The following description is made with reference to FIG. 9D. FIG. 9D is an alternative embodiment of encircled region 9A in FIG. 8 showing a flattened blade with brazing, according to an example aspect of the invention. Blade 16D is attached to shells 12 and 14 by braze material. Blade 16D may be attached to shell 12 by braze material 30D and 31D, for example.

In some example embodiments of the invention, blade 16E includes surface 40D for guiding the fluid in the torque converter. Blade 16D also comprises surface 38D forming end portion 44D. Surface 40D and end portion 44D share common edge 46D. Surface 38D is arranged to be substantially perpendicular to shell 12.

In an example embodiment of the invention shown in FIG. 9D, surface 40D includes bent portion 48D proximate shell 12. A joint area of blade 16D to shell 12 includes gaps 32D and 33D filled by braze material 30D and 31D, respectively. Blade thickness 34 is measured between fluid guiding surface 40D and parallel surface 41D. Angle 36 is measured between surface 40D and shell 12. As can be appreciated from the FIG. 9D, gap 33D in FIG. 9D is less than gap 133 in FIG. 4 for blade 16D with thickness 34 equal to thickness 134 and angle 36 equal to angle 136.

Although the foregoing descriptions referred to gaps and angles with respect to shell 12, it can be appreciated that the same gaps and angles are present in and the methods described for reducing the gaps would be equally applicable to the joint between blade 16 and shell 14. As stated supra, shell 12 may be an impeller shell or turbine shell for the torque converter, while shell 14 may be a core ring for the torque converter. Blade tabs 24 joining blade 16 to the impeller shell are typically disposed in indents 22, while blade tabs (not shown) joining blade 16 to the turbine shell and tabs 28 joining blade 16 to the core ring are typically disposed in slots and formed to hold blade 16.

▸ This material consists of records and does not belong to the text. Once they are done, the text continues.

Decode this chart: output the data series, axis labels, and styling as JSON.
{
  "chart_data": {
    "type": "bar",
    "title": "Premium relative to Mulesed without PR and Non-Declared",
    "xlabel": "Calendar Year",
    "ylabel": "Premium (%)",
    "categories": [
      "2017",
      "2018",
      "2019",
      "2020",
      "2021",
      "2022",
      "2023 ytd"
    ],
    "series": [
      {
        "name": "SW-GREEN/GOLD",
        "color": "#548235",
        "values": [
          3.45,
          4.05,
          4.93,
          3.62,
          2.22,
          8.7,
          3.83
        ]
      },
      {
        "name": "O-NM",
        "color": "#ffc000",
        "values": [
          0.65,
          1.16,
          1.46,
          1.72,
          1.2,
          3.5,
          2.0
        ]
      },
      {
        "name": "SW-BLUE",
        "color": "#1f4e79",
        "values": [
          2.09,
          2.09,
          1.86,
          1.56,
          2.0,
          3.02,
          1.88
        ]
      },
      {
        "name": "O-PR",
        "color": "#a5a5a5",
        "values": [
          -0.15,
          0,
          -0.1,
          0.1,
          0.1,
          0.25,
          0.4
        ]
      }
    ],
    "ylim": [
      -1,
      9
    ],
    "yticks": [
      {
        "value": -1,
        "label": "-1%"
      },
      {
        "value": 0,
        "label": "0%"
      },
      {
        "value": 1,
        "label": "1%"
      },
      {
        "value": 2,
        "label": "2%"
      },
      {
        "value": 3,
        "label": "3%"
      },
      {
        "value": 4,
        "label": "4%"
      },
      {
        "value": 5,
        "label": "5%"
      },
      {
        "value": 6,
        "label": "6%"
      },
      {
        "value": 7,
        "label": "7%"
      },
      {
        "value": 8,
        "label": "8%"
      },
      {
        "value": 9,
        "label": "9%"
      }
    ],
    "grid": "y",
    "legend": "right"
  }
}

Of course, changes and modifications to the above examples of the invention should be readily apparent to those having ordinary skill in the art, without departing from the spirit or scope of the invention as claimed. Although the invention is described by reference to specific preferred and/or example embodiments, it is clear that variations can be made without departing from the scope or spirit of the invention as claimed.

Claims

1. A blade assembly for a torque converter comprising:

a shell with an inner surface; and

a plurality of blades attached to the shell by brazing, each blade in the plurality of blades comprising: a first surface for guiding fluid in the torque converter; a second surface parallel to the first surface, the first and second surfaces defining a thickness for the blade; a coined surface extending from the first surface and substantially parallel to the inner surface; and, a third surface connecting the coined surface to the second surface.

2. The blade assembly of claim 1 wherein a juncture of the third and coined surfaces is about midway through the thickness of said each blade.

3. The blade assembly of claim 1 wherein an angle measured between the first surface and the coined surface is substantially equal to an angle measured between the first surface and the shell.